Mohon tunggu...
Dian Kurniawati
Dian Kurniawati Mohon Tunggu... Mahasiswa - Mahasiswi STAI Al-ANWAR Sarang Rembang

Salah satu hobi saya adalah membaca

Selanjutnya

Tutup

Hukum

Perspektif Bem UI dan TNI di Papua

6 Juli 2024   12:35 Diperbarui: 6 Juli 2024   14:03 151
+
Laporkan Konten
Laporkan Akun
Kompasiana adalah platform blog. Konten ini menjadi tanggung jawab bloger dan tidak mewakili pandangan redaksi Kompas.
Lihat foto
Hukum. Sumber ilustrasi: FREEPIK/Freepik

Papua: Antara Pelanggaran HAM dan Tantangan Integrasi – Perspektif BEM UI dan TNI 

Oleh: Dian Kurniawati

Belakangan ini, hubungan antara Badan Eksekutif Mahasiswa Universitas Indonesia (BEM UI) dan Tentara Nasional Indonesia (TNI) memanas, dipicu oleh unggahan BEM UI di akun Instagram mereka @bemui_official pada Selasa, 26 Maret 2024 yang mengkritik dugaan pelanggaran Hak Asasi Manusia (HAM) oleh aparat TNI di Papua. Unggahan ini disertai dengan tagar #TNI_Aniaya_Sipil dan #HentikanPelanggaranHAM_Papua. Yang menuai kritik dari beberapa pihak, termasuk TNI.

BEM UI menuduh aparat TNI melakukan penganiayaan terhadap warga sipil, penangkapan sewenang-wenang tanpa proses hukum yang jelas, dan pembatasan akses terhadap jurnalis dan pekerja kemanusiaan di Papua berdasarkan laporan berbagai organisasi non-pemerintah dan juga berdasarkan video yang beredar. Namun TNI membantah tuduhan tersebut dan menyatakan bahwa video yang beredar telah diedit dan dimanipulasi, BEM UI hanya melihat isu keamanan Papua dari kacamata HAM, tetapi tidak memperhatikan kedaulatan Negara Kesatuan Republik Indonesia (NKRI). 

Selain itu, TNI juga menuduh BEM UI tidak memiliki data yang valid dan hanya mengandalkan informasi dari sumber-sumber yang tidak dapat dipertanggungjawabkan.

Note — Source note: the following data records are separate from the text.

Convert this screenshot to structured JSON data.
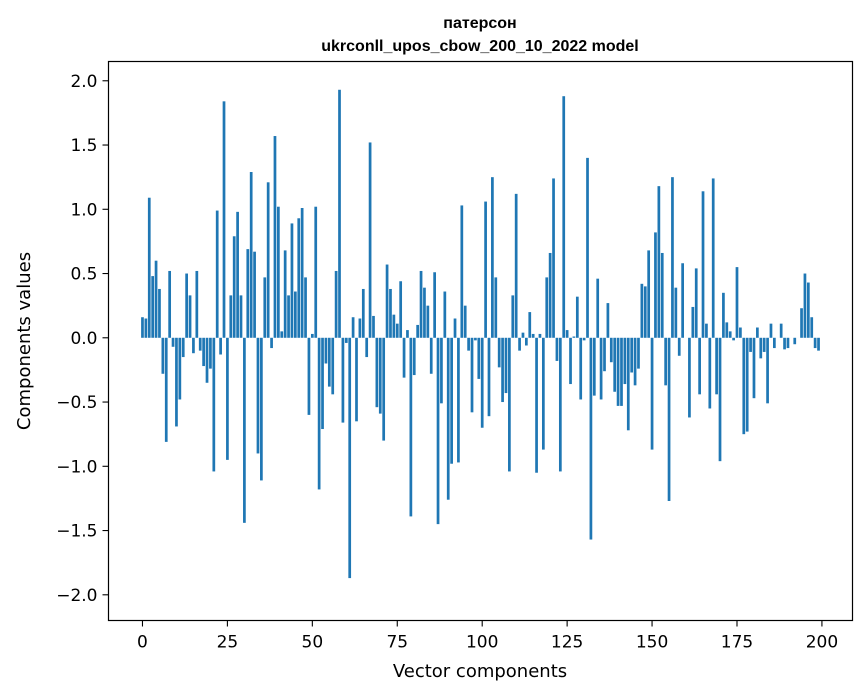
{
  "chart_data": {
    "type": "bar",
    "title_line1": "патерсон",
    "title_line2": "ukrconll_upos_cbow_200_10_2022 model",
    "xlabel": "Vector components",
    "ylabel": "Components values",
    "xlim": [
      -10,
      209
    ],
    "ylim": [
      -2.2,
      2.15
    ],
    "x_ticks": [
      0,
      25,
      50,
      75,
      100,
      125,
      150,
      175,
      200
    ],
    "x_tick_labels": [
      "0",
      "25",
      "50",
      "75",
      "100",
      "125",
      "150",
      "175",
      "200"
    ],
    "y_ticks": [
      2.0,
      1.5,
      1.0,
      0.5,
      0.0,
      -0.5,
      -1.0,
      -1.5,
      -2.0
    ],
    "y_tick_labels": [
      "2.0",
      "1.5",
      "1.0",
      "0.5",
      "0.0",
      "−0.5",
      "−1.0",
      "−1.5",
      "−2.0"
    ],
    "bar_color": "#1f77b4",
    "values": [
      0.16,
      0.15,
      1.09,
      0.48,
      0.6,
      0.38,
      -0.28,
      -0.81,
      0.52,
      -0.07,
      -0.69,
      -0.48,
      -0.15,
      0.5,
      0.33,
      -0.12,
      0.52,
      -0.1,
      -0.22,
      -0.35,
      -0.24,
      -1.04,
      0.99,
      -0.13,
      1.84,
      -0.95,
      0.33,
      0.79,
      0.98,
      0.33,
      -1.44,
      0.69,
      1.29,
      0.67,
      -0.9,
      -1.11,
      0.47,
      1.21,
      -0.08,
      1.57,
      1.02,
      0.05,
      0.68,
      0.33,
      0.89,
      0.36,
      0.93,
      1.01,
      0.47,
      -0.6,
      0.03,
      1.02,
      -1.18,
      -0.71,
      -0.2,
      -0.38,
      -0.44,
      0.52,
      1.93,
      -0.66,
      -0.04,
      -1.87,
      0.16,
      -0.65,
      0.15,
      0.38,
      -0.15,
      1.52,
      0.17,
      -0.54,
      -0.59,
      -0.8,
      0.57,
      0.38,
      0.18,
      0.11,
      0.44,
      -0.31,
      0.06,
      -1.39,
      -0.29,
      0.1,
      0.52,
      0.39,
      0.25,
      -0.28,
      0.51,
      -1.45,
      -0.51,
      0.36,
      -1.26,
      -0.98,
      0.15,
      -0.97,
      1.03,
      0.25,
      -0.1,
      -0.58,
      -0.02,
      -0.32,
      -0.7,
      1.06,
      -0.61,
      1.25,
      0.47,
      -0.23,
      -0.5,
      -0.43,
      -1.04,
      0.33,
      1.12,
      -0.1,
      0.04,
      -0.06,
      0.2,
      0.03,
      -1.05,
      0.03,
      -0.87,
      0.47,
      0.66,
      1.24,
      -0.18,
      -1.04,
      1.88,
      0.06,
      -0.36,
      0.01,
      0.32,
      -0.48,
      -0.02,
      1.4,
      -1.57,
      -0.45,
      0.46,
      -0.48,
      -0.26,
      0.27,
      -0.19,
      -0.42,
      -0.53,
      -0.53,
      -0.36,
      -0.72,
      -0.27,
      -0.37,
      -0.24,
      0.42,
      0.4,
      0.68,
      -0.87,
      0.82,
      1.18,
      0.66,
      -0.37,
      -1.27,
      1.25,
      0.39,
      -0.14,
      0.58,
      0.0,
      -0.62,
      0.24,
      0.54,
      -0.44,
      1.14,
      0.11,
      -0.55,
      1.24,
      -0.44,
      -0.96,
      0.35,
      0.12,
      0.05,
      -0.02,
      0.55,
      0.08,
      -0.75,
      -0.73,
      -0.11,
      -0.47,
      0.08,
      -0.16,
      -0.11,
      -0.51,
      0.11,
      -0.08,
      0.0,
      0.11,
      -0.09,
      -0.08,
      0.0,
      -0.05,
      0.0,
      0.23,
      0.5,
      0.43,
      0.16,
      -0.08,
      -0.1
    ]
  }
}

Pihak TNI juga menantang BEM UI untuk melakukan Kuliah Kerja Nyata (KKN) di wilayah rawan (KKB) Papua agar mereka dapat melihat langsung situasi di lapangan dan mendapatkan gambaran yang lebih objektif. 

Permasalahan ini memicu perdebatan di masyarakat serta kalangan akademisi tentang isu pelanggaran HAM di Papua. Polemik ini juga menunjukkan adanya ketegangan antara TNI dengan masyarakat sipil di Papua. Kepercayaan publik terhadap TNI menjadi terkikis akibat dugaan pelanggaran HAM yang diduga telah berulang kali terjadi.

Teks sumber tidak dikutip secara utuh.